Parameter-Efficient Fine-Tuning for Pre-Trained Vision Models: A Survey

Yi Xin,Siqi Luo,Haodi Zhou,Junlong Du,Xiaohong Liu,Yue Fan,Qing Li,Yuntao Du
2024-02-08
Abstract:Large-scale pre-trained vision models (PVMs) have shown great potential for adaptability across various downstream vision tasks. However, with state-of-the-art PVMs growing to billions or even trillions of parameters, the standard full fine-tuning paradigm is becoming unsustainable due to high computational and storage demands. In response, researchers are exploring parameter-efficient fine-tuning (PEFT), which seeks to exceed the performance of full fine-tuning with minimal parameter modifications. This survey provides a comprehensive overview and future directions for visual PEFT, offering a systematic review of the latest advancements. First, we provide a formal definition of PEFT and discuss model pre-training methods. We then categorize existing methods into three categories: addition-based, partial-based, and unified-based. Finally, we introduce the commonly used datasets and applications and suggest potential future research challenges. A comprehensive collection of resources is available at
Computer Vision and Pattern Recognition,Machine Learning
What problem does this paper attempt to address?
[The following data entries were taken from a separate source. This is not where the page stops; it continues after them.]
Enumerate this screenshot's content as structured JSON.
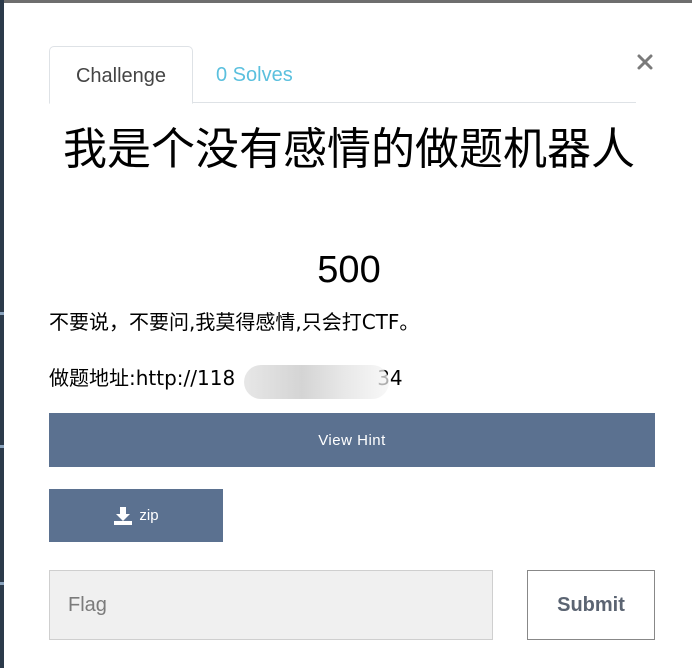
{
  "tabs": {
    "challenge_label": "Challenge",
    "solves_label": "0 Solves"
  },
  "close_icon": "close-icon",
  "challenge": {
    "name": "我是个没有感情的做题机器人",
    "value": "500",
    "description": "不要说，不要问,我莫得感情,只会打CTF。",
    "address_visible_start": "做题地址:http://118",
    "address_visible_end": "34"
  },
  "buttons": {
    "view_hint_label": "View Hint",
    "file_label": "zip",
    "file_icon": "download-icon",
    "submit_label": "Submit"
  },
  "flag_input": {
    "placeholder": "Flag",
    "value": ""
  },
  "colors": {
    "button_bg": "#5b7190",
    "solves_tab": "#5bc0de",
    "input_bg": "#f0f0f0"
  }
}
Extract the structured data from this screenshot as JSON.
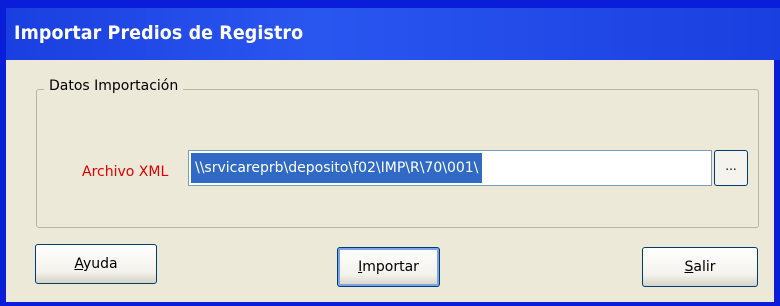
{
  "window": {
    "title": "Importar Predios de Registro"
  },
  "group": {
    "label": "Datos Importación"
  },
  "file_field": {
    "label": "Archivo XML",
    "value": "\\\\srvicareprb\\deposito\\f02\\IMP\\R\\70\\001\\",
    "browse_label": "..."
  },
  "buttons": {
    "help": {
      "mnemonic": "A",
      "rest": "yuda"
    },
    "import": {
      "mnemonic": "I",
      "rest": "mportar"
    },
    "exit": {
      "mnemonic": "S",
      "rest": "alir"
    }
  },
  "colors": {
    "title_bar": "#2a56f0",
    "selection": "#316ac5",
    "field_label": "#e00000",
    "dialog_bg": "#ece9d8"
  }
}
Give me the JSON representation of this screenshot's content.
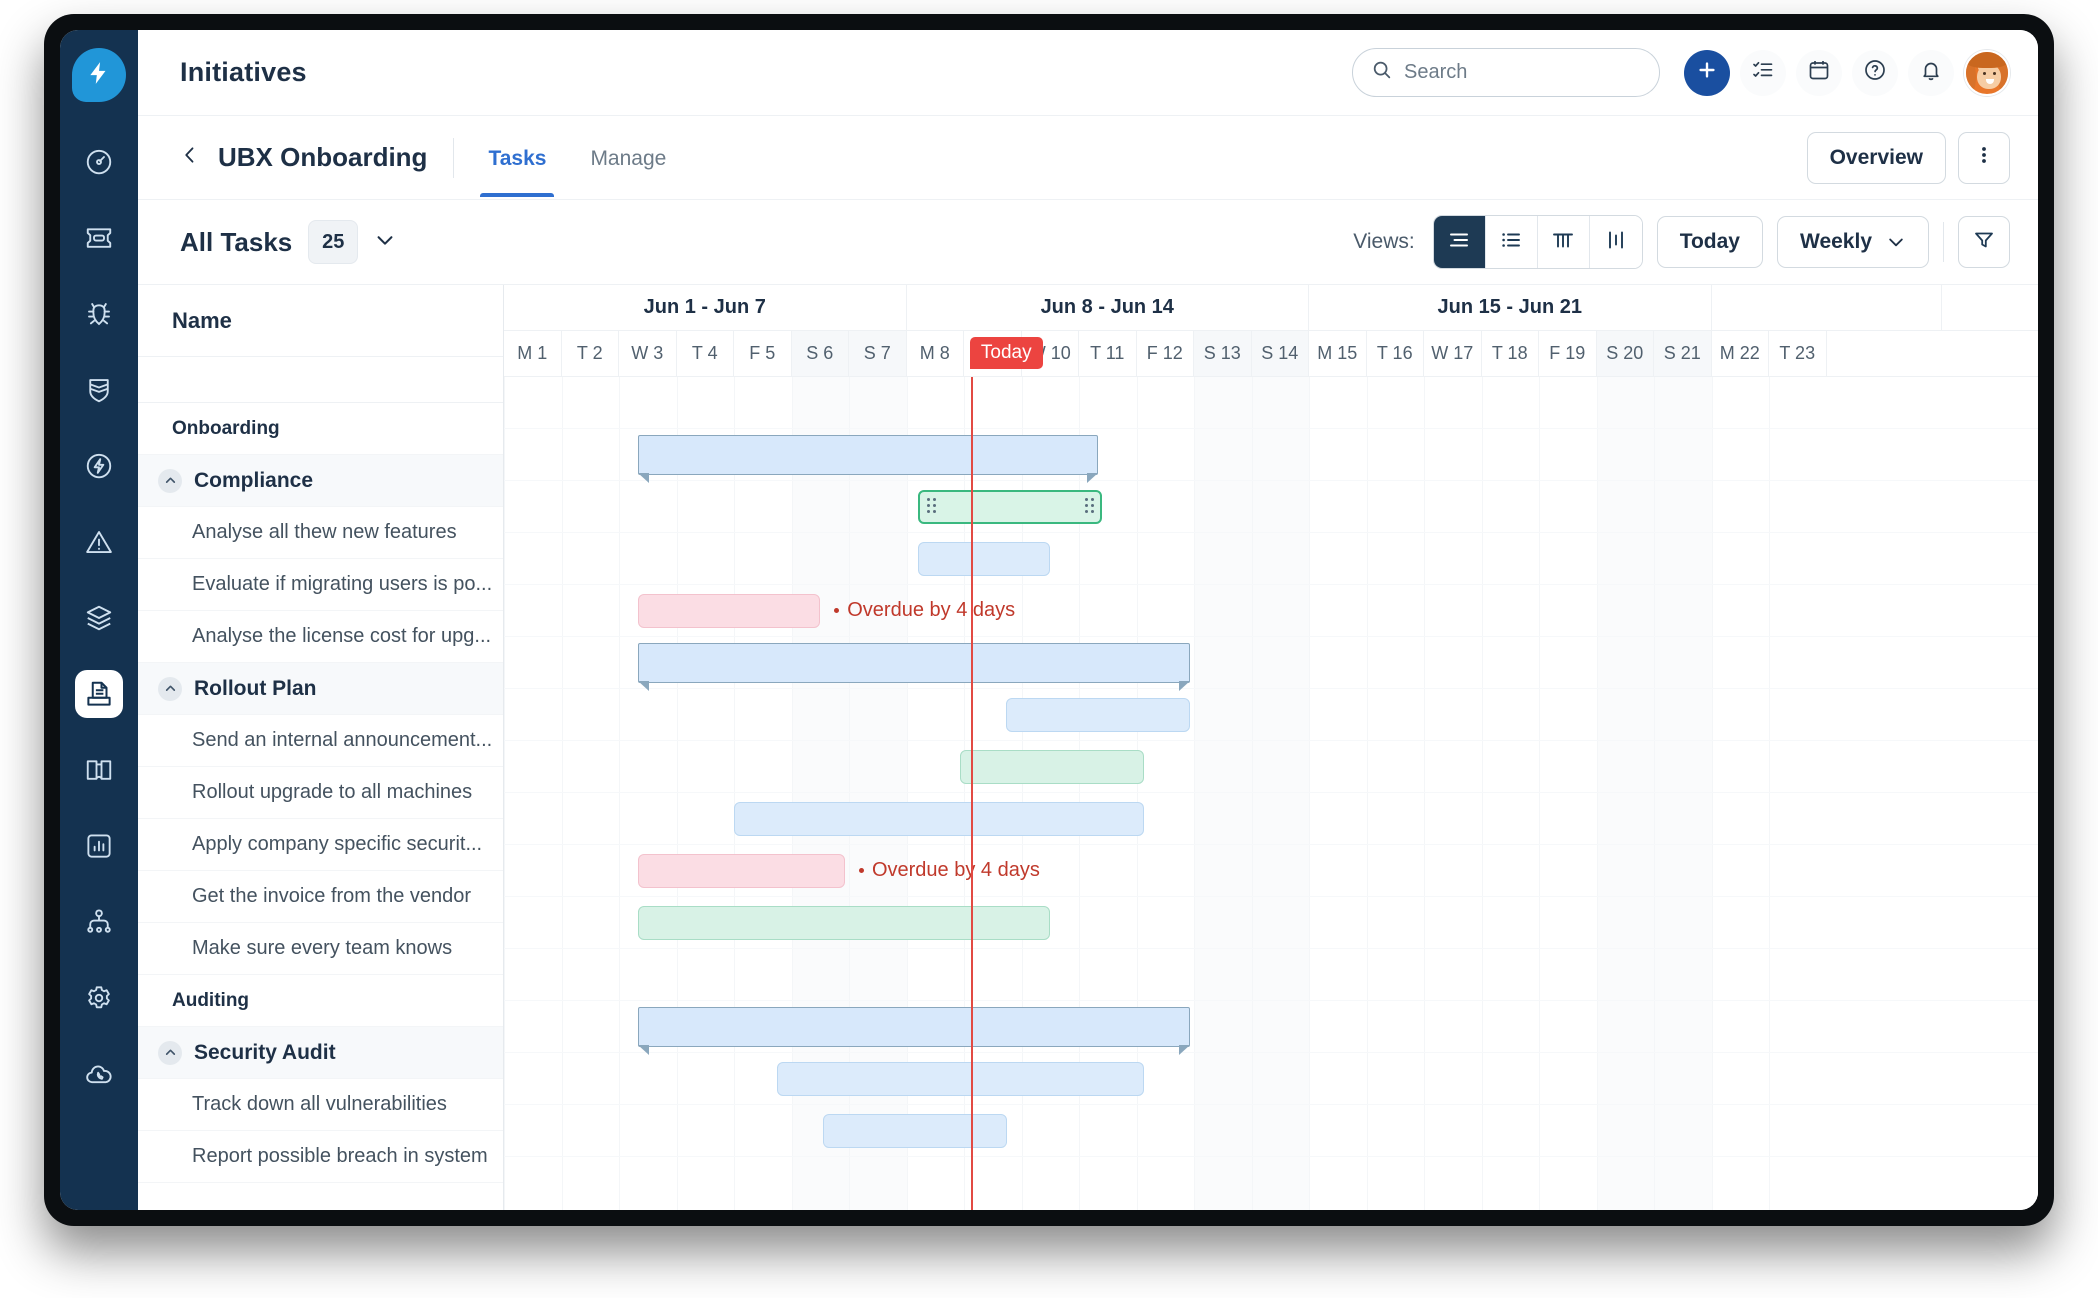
{
  "app": {
    "page_title": "Initiatives",
    "accent_blue": "#1a4fa0",
    "rail_bg": "#143250",
    "today_red": "#ec4440"
  },
  "sidebar": {
    "logo_icon": "lightning-bolt-icon",
    "items": [
      {
        "icon": "gauge-icon",
        "name": "dashboard",
        "active": false
      },
      {
        "icon": "ticket-icon",
        "name": "tickets",
        "active": false
      },
      {
        "icon": "bug-icon",
        "name": "bugs",
        "active": false
      },
      {
        "icon": "shield-icon",
        "name": "security",
        "active": false
      },
      {
        "icon": "bolt-circle-icon",
        "name": "automations",
        "active": false
      },
      {
        "icon": "warning-icon",
        "name": "incidents",
        "active": false
      },
      {
        "icon": "layers-icon",
        "name": "assets",
        "active": false
      },
      {
        "icon": "document-inbox-icon",
        "name": "initiatives",
        "active": true
      },
      {
        "icon": "book-icon",
        "name": "knowledge",
        "active": false
      },
      {
        "icon": "bar-chart-icon",
        "name": "reports",
        "active": false
      },
      {
        "icon": "org-chart-icon",
        "name": "teams",
        "active": false
      },
      {
        "icon": "gear-icon",
        "name": "settings",
        "active": false
      },
      {
        "icon": "cloud-phone-icon",
        "name": "voice",
        "active": false
      }
    ]
  },
  "header": {
    "search": {
      "placeholder": "Search",
      "value": "",
      "icon": "search-icon"
    },
    "actions": [
      {
        "icon": "plus-icon",
        "name": "create-button"
      },
      {
        "icon": "checklist-icon",
        "name": "tasks-button"
      },
      {
        "icon": "calendar-icon",
        "name": "calendar-button"
      },
      {
        "icon": "help-icon",
        "name": "help-button"
      },
      {
        "icon": "bell-icon",
        "name": "notifications-button"
      }
    ],
    "avatar_alt": "user avatar"
  },
  "subheader": {
    "back_icon": "chevron-left-icon",
    "breadcrumb": "UBX Onboarding",
    "tabs": [
      {
        "label": "Tasks",
        "selected": true
      },
      {
        "label": "Manage",
        "selected": false
      }
    ],
    "overview_label": "Overview",
    "more_icon": "kebab-menu-icon"
  },
  "toolbar": {
    "title": "All Tasks",
    "count": "25",
    "chevron_icon": "chevron-down-icon",
    "views_label": "Views:",
    "view_buttons": [
      {
        "icon": "gantt-view-icon",
        "name": "view-gantt",
        "active": true
      },
      {
        "icon": "list-view-icon",
        "name": "view-list",
        "active": false
      },
      {
        "icon": "timeline-view-icon",
        "name": "view-timeline",
        "active": false
      },
      {
        "icon": "board-view-icon",
        "name": "view-board",
        "active": false
      }
    ],
    "today_label": "Today",
    "zoom_label": "Weekly",
    "filter_icon": "filter-icon"
  },
  "gantt": {
    "name_header": "Name",
    "today_label": "Today",
    "today_day_index": 8,
    "weeks": [
      {
        "label": "Jun 1 - Jun 7",
        "days": 7
      },
      {
        "label": "Jun 8 - Jun 14",
        "days": 7
      },
      {
        "label": "Jun 15 - Jun 21",
        "days": 7
      },
      {
        "label": "",
        "days": 4
      }
    ],
    "days": [
      {
        "label": "M 1",
        "weekend": false
      },
      {
        "label": "T 2",
        "weekend": false
      },
      {
        "label": "W 3",
        "weekend": false
      },
      {
        "label": "T 4",
        "weekend": false
      },
      {
        "label": "F 5",
        "weekend": false
      },
      {
        "label": "S 6",
        "weekend": true
      },
      {
        "label": "S 7",
        "weekend": true
      },
      {
        "label": "M 8",
        "weekend": false
      },
      {
        "label": "T 9",
        "weekend": false
      },
      {
        "label": "W 10",
        "weekend": false
      },
      {
        "label": "T 11",
        "weekend": false
      },
      {
        "label": "F 12",
        "weekend": false
      },
      {
        "label": "S 13",
        "weekend": true
      },
      {
        "label": "S 14",
        "weekend": true
      },
      {
        "label": "M 15",
        "weekend": false
      },
      {
        "label": "T 16",
        "weekend": false
      },
      {
        "label": "W 17",
        "weekend": false
      },
      {
        "label": "T 18",
        "weekend": false
      },
      {
        "label": "F 19",
        "weekend": false
      },
      {
        "label": "S 20",
        "weekend": true
      },
      {
        "label": "S 21",
        "weekend": true
      },
      {
        "label": "M 22",
        "weekend": false
      },
      {
        "label": "T 23",
        "weekend": false
      }
    ],
    "rows": [
      {
        "label": "Onboarding",
        "type": "group",
        "bar": null
      },
      {
        "label": "Compliance",
        "type": "parent",
        "bar": {
          "style": "summary",
          "start": 2.33,
          "end": 10.33
        }
      },
      {
        "label": "Analyse all thew new features",
        "type": "child",
        "bar": {
          "style": "selected",
          "start": 7.2,
          "end": 10.4,
          "grips": true
        }
      },
      {
        "label": "Evaluate if migrating users is po...",
        "type": "child",
        "bar": {
          "style": "blue",
          "start": 7.2,
          "end": 9.5
        }
      },
      {
        "label": "Analyse the license cost for upg...",
        "type": "child",
        "bar": {
          "style": "pink",
          "start": 2.33,
          "end": 5.5
        },
        "note": "Overdue by 4 days"
      },
      {
        "label": "Rollout Plan",
        "type": "parent",
        "bar": {
          "style": "summary",
          "start": 2.33,
          "end": 11.93
        }
      },
      {
        "label": "Send an internal announcement...",
        "type": "child",
        "bar": {
          "style": "blue",
          "start": 8.73,
          "end": 11.93
        }
      },
      {
        "label": "Rollout upgrade to all machines",
        "type": "child",
        "bar": {
          "style": "green",
          "start": 7.93,
          "end": 11.13
        }
      },
      {
        "label": "Apply company specific securit...",
        "type": "child",
        "bar": {
          "style": "blue",
          "start": 4.0,
          "end": 11.13
        }
      },
      {
        "label": "Get the invoice from the vendor",
        "type": "child",
        "bar": {
          "style": "pink",
          "start": 2.33,
          "end": 5.93
        },
        "note": "Overdue by 4 days"
      },
      {
        "label": "Make sure every team knows",
        "type": "child",
        "bar": {
          "style": "green",
          "start": 2.33,
          "end": 9.5
        }
      },
      {
        "label": "Auditing",
        "type": "group",
        "bar": null
      },
      {
        "label": "Security Audit",
        "type": "parent",
        "bar": {
          "style": "summary",
          "start": 2.33,
          "end": 11.93
        }
      },
      {
        "label": "Track down all vulnerabilities",
        "type": "child",
        "bar": {
          "style": "blue",
          "start": 4.75,
          "end": 11.13
        }
      },
      {
        "label": "Report possible breach in system",
        "type": "child",
        "bar": {
          "style": "blue",
          "start": 5.55,
          "end": 8.75
        }
      }
    ]
  }
}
The paper primarily explores Parameter-Efficient Fine-Tuning (PEFT) methods for Pre-Trained Vision Models (PVMs) and provides a comprehensive overview and future research directions. With the development of large-scale pre-trained vision models, these models have demonstrated strong performance in various downstream computer vision tasks. However, due to their massive parameter sizes (reaching billions or even trillions), traditional full-model fine-tuning methods face high computational and storage demands, making them unsustainable. To address this challenge, researchers have proposed parameter-efficient fine-tuning methods, which achieve comparable or even better performance than full-model fine-tuning by updating only a minimal portion of the parameters. These methods leverage the strong generalization capabilities of large pre-trained models trained on rich data, assuming that most parameters can be shared in new tasks without significant modifications. The specific contributions of the paper are as follows: 1. **Definition and Classification**: First, a formal definition of parameter-efficient fine-tuning is provided, and model pre-training methods are discussed. Then, existing methods are classified into three categories: Addition-based Tuning, Partial-based Tuning, and Unified-based Tuning. 2. **Method Overview**: - **Addition-based Tuning**: Includes Adapter Tuning, Prompt Tuning, Prefix Tuning, and Side Tuning. These methods learn task-specific information by adding additional trainable modules or parameters to the original model. - **Partial-based Tuning**: Includes Specification Tuning and Reparameter Tuning. These methods focus on updating a small portion of the inherent parameters of the model while keeping most parameters unchanged. - **Unified-based Tuning**: Proposes a unified framework that integrates different fine-tuning methods into a coordinated architecture to improve overall efficiency and effectiveness. 3. **Application Introduction**: Introduces application cases of PEFT methods in real-world scenarios. 4. **Future Challenges**: Points out potential challenges and research directions in the PEFT field. Through this paper, the authors aim to provide a systematic review and the latest progress overview of PEFT methods in the vision field to promote the development of this area.